Une façon de le vérifier consiste à observer l’évolution du rythme des sorties. Le démarrage des sorties à la mi-mai a coïncidé avec le rendement à 10 ans dépassant 4,60 % ; l’accélération début juin a correspondu à la flambée du pétrole vers 97 $, à des chiffres de l’emploi très supérieurs aux attentes et à une probabilité de hausse des taux en fin d’année portée à 70 %. Cette chronologie montre que les moteurs des sorties de capitaux sont externes, non internes — ce ne sont pas des problèmes structurels des produits ETF qui provoquent les rachats, mais une réévaluation collective des conditions macroéconomiques par les institutions.
Conclusion
En résumé, la logique centrale derrière les rachats institutionnels soutenus d’ETF BTC est désormais claire : des taux sans risque élevés augmentent le coût d’opportunité de la détention d’actifs sans rendement ; la résurgence d’une inflation tirée par l’énergie limite la marge de manœuvre monétaire ; et le changement de cap sous la nouvelle présidence resserre encore les anticipations de trajectoire des taux. Ces trois facteurs se renforcent mutuellement, élevant collectivement le seuil de rentabilité ajusté au risque du Bitcoin.
À l’avenir, trois variables détermineront la persistance des sorties de capitaux :
Premièrement, la publication effective du CPI de mai. Si les chiffres dépassent nettement les attentes (par exemple, une hausse annuelle proche de 5 %), la probabilité d’un assouplissement de la Fed cette année diminuera encore, et les anticipations de hausse des taux en fin d’année pourraient s’accentuer, exerçant une pression renouvelée sur les actifs risqués.
Deuxièmement, l’évolution de la situation géopolitique au Moyen-Orient. Si les perturbations dans le détroit d’Ormuz persistent ou s’aggravent, les prix du pétrole pourraient continuer de grimper, prolongeant les tensions inflationnistes.
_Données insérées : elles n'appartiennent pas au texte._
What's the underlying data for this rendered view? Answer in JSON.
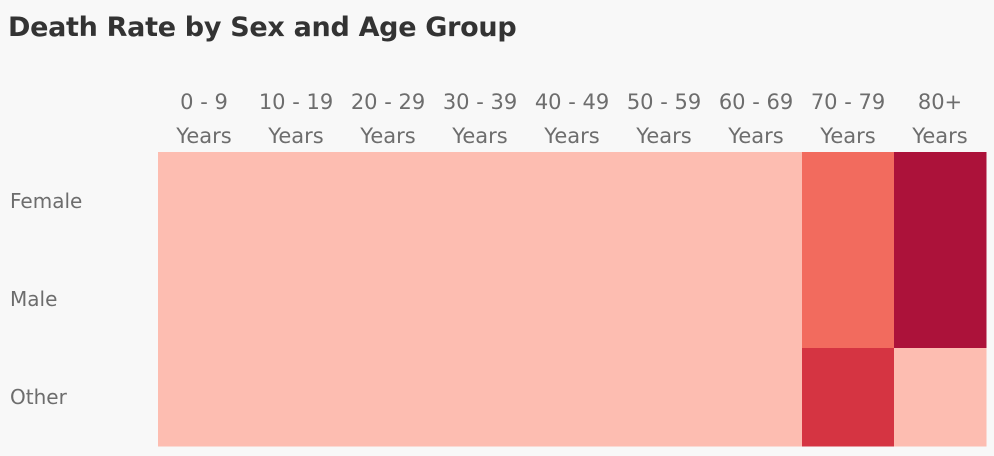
{
  "chart_data": {
    "type": "heatmap",
    "title": "Death Rate by Sex and Age Group",
    "x_categories": [
      [
        "0 - 9",
        "Years"
      ],
      [
        "10 - 19",
        "Years"
      ],
      [
        "20 - 29",
        "Years"
      ],
      [
        "30 - 39",
        "Years"
      ],
      [
        "40 - 49",
        "Years"
      ],
      [
        "50 - 59",
        "Years"
      ],
      [
        "60 - 69",
        "Years"
      ],
      [
        "70 - 79",
        "Years"
      ],
      [
        "80+",
        "Years"
      ]
    ],
    "y_categories": [
      "Female",
      "Male",
      "Other"
    ],
    "values": [
      [
        0,
        0,
        0,
        0,
        0,
        0,
        0,
        0.45,
        1.0
      ],
      [
        0,
        0,
        0,
        0,
        0,
        0,
        0,
        0.45,
        1.0
      ],
      [
        0,
        0,
        0,
        0,
        0,
        0,
        0,
        0.75,
        0
      ]
    ],
    "color_scale": [
      "#fdbdb1",
      "#fb836c",
      "#e23f45",
      "#ac123a"
    ],
    "legend": "none"
  }
}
À noter qu’au début juin, les rendements des Treasuries ont légèrement reflué, en partie du fait de la prise en compte par le marché de signaux diplomatiques émis par l’administration Trump — mais si les tensions s’intensifient avant la résolution du conflit, les rendements pourraient repartir à la hausse.
Troisièmement, les déclarations de Warsh lors de sa première réunion FOMC les 16 et 17 juin. Ce sera sa première intervention de politique monétaire en tant que président, et le ton de ses propos sur l’inflation et l’emploi ancrera directement les anticipations de trajectoire future.
Pour les acteurs de marché, comprendre l’interaction de ces trois facteurs macroéconomiques est plus important que de prédire les chiffres exacts de sorties. Structurellement, tant que le rendement à 10 ans reste au-dessus de 4 %, que l’inflation dépasse les objectifs de politique monétaire et que les signaux restrictifs de la Fed ne faiblissent pas, les actifs sans rendement resteront moins attractifs pour les capitaux institutionnels à la marge. Depuis la création du marché des ETF Bitcoin en 2024, il n’a jamais traversé un véritable « cycle de resserrement » — les sorties soutenues de juin 2026 pourraient bien constituer le premier signal majeur de l’entrée dans ce cycle.